Raining On Blair's St Paddy Day Parade

John F. Cullinan compares Ireland today with Sicily of yore:

Daniel Patrick Moynihan famously observed of Jimmy Carter that being “unable to distinguish between our friends and our enemies, he has essentially adopted our enemies’ view of the world.” That in a nutshell is the besetting flaw of the British and Irish governments’ whole handling of the Good Friday Agreement and its implementation. Their error, which far exceeds granting moral equivalence to terrorists, was to treat Sinn Fein/IRA as the sole indispensable party throughout the peace process. “Sinn Fein holds the key to peace,” said Tony Blair. By appeasing the republicans at practically every turn, the two governments empowered the extremes at the expense of the moderates. The entirely predictable result was the political collapse of moderate nationalism and moderate unionism. Asked why his government repeatedly undercut the moderates, one party leader was reported advised by Tony Blair: “You have no guns.”

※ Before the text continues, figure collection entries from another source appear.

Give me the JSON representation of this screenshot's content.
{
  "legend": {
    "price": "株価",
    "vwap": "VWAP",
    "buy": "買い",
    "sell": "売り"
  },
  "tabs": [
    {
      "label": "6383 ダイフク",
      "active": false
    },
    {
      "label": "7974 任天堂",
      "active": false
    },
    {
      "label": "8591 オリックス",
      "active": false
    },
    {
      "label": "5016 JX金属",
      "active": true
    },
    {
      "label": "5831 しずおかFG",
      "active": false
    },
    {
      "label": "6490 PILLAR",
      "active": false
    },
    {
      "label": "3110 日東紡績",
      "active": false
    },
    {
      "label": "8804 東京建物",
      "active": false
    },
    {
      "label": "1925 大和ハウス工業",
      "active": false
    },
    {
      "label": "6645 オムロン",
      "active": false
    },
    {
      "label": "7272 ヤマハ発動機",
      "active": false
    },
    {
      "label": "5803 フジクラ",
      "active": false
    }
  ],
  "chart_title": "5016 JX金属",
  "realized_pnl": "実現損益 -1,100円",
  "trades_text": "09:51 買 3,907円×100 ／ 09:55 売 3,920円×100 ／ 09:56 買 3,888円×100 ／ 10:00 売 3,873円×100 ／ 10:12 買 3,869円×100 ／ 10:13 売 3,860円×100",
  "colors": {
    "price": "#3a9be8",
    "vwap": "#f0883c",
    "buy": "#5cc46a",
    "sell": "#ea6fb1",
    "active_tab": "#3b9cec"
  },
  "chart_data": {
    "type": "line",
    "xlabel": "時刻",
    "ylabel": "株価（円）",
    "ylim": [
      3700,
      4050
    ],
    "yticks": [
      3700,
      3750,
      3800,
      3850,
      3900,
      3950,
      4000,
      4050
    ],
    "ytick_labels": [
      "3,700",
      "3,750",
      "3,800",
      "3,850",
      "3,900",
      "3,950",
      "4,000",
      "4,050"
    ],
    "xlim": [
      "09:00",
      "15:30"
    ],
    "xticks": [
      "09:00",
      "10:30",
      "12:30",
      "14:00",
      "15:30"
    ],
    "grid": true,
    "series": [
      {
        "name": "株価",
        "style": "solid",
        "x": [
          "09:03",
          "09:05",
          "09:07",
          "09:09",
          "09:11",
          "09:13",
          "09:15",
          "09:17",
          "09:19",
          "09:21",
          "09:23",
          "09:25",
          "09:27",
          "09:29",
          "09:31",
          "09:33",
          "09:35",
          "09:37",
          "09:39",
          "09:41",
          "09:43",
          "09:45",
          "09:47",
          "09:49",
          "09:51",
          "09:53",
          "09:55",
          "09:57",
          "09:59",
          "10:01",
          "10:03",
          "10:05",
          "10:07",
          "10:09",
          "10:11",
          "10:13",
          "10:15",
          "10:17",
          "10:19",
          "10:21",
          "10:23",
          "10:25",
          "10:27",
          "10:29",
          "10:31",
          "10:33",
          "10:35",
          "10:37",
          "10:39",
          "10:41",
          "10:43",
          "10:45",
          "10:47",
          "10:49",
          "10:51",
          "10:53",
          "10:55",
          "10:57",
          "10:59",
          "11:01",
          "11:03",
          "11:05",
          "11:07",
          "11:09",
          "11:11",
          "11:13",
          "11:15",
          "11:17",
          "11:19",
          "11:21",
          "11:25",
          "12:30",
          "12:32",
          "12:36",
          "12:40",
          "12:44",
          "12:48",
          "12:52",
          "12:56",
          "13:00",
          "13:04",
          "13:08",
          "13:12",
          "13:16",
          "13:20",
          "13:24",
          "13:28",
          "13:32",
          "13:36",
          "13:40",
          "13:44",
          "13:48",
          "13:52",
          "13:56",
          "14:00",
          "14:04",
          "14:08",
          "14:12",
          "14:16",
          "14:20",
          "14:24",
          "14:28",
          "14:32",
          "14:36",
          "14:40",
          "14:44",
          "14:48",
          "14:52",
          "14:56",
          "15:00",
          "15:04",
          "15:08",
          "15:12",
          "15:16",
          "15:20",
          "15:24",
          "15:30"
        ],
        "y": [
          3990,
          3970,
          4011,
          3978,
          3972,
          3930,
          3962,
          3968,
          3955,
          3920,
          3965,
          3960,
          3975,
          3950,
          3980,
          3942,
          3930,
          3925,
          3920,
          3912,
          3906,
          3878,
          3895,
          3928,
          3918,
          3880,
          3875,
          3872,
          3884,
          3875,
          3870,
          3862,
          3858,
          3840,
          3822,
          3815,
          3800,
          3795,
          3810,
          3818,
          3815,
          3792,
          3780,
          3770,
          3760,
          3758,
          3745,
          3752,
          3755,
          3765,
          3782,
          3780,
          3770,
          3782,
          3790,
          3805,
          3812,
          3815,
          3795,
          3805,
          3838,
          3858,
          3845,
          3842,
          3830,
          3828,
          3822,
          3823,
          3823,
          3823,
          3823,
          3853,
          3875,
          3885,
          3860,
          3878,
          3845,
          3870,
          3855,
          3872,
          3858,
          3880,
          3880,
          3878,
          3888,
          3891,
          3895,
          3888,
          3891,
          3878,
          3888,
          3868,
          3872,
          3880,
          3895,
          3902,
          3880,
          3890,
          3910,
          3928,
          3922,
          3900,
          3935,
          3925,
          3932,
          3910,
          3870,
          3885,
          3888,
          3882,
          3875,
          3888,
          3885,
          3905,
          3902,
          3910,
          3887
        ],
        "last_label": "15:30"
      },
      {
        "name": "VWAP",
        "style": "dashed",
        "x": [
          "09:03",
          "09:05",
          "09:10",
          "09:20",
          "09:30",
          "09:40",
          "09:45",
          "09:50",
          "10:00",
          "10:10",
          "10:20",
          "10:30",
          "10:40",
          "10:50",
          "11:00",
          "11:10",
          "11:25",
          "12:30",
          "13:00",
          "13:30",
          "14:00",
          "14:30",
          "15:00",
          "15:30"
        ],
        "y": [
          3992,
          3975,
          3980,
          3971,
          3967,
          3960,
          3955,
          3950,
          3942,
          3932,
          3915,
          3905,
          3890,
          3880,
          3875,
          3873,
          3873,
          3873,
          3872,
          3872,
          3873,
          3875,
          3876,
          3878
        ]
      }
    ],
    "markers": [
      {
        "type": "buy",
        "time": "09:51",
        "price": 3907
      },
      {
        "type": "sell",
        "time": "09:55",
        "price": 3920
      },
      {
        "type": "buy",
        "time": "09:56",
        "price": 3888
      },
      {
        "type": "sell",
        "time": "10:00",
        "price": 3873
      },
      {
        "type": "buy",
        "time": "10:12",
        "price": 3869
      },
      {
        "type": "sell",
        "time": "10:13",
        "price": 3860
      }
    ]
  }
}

Indeed, this political — and moral — failure is clearest in the matter of guns. Every effort was made to avoid any hint of surrender and submission in the agreed handover of all paramilitary weapons to an international body. A deliberately neutral term — “decommissioning” — was applied to the process of “putting arms beyond use” in hopes of bypassing the ancient quarrel over who won and who lost, and who was right and who was wrong. Such decommissioning as has occurred (nobody knows how much) was even carried out in secret, under terms dictated by Sinn Fein/IRA and supinely accepted by the two governments.

But the single-minded focus on guns and bombs was too narrow. The real issue was not disarmament alone, but rather the root-and-branch demobilization of a lethal and disciplined force in being. It is no excuse that it is easier to quantify weapons than to verify that the paramilitaries are going away for good, you know. This is the classic error of the theology of arms control, with its obsessive focus on numbers and deliberate blindness to the character and intentions of adversaries (often carried to the point of denying that real adversaries in fact exist).


Here's the fundamental flaw in the various "peace processes", including the Irish one: peace is a condition, not a process. Peace is guaranteed through victory in war. When both sides are too weak or unwilling to drive to victory, you wind up with a bloody stalemate and a long period of sporadic violence.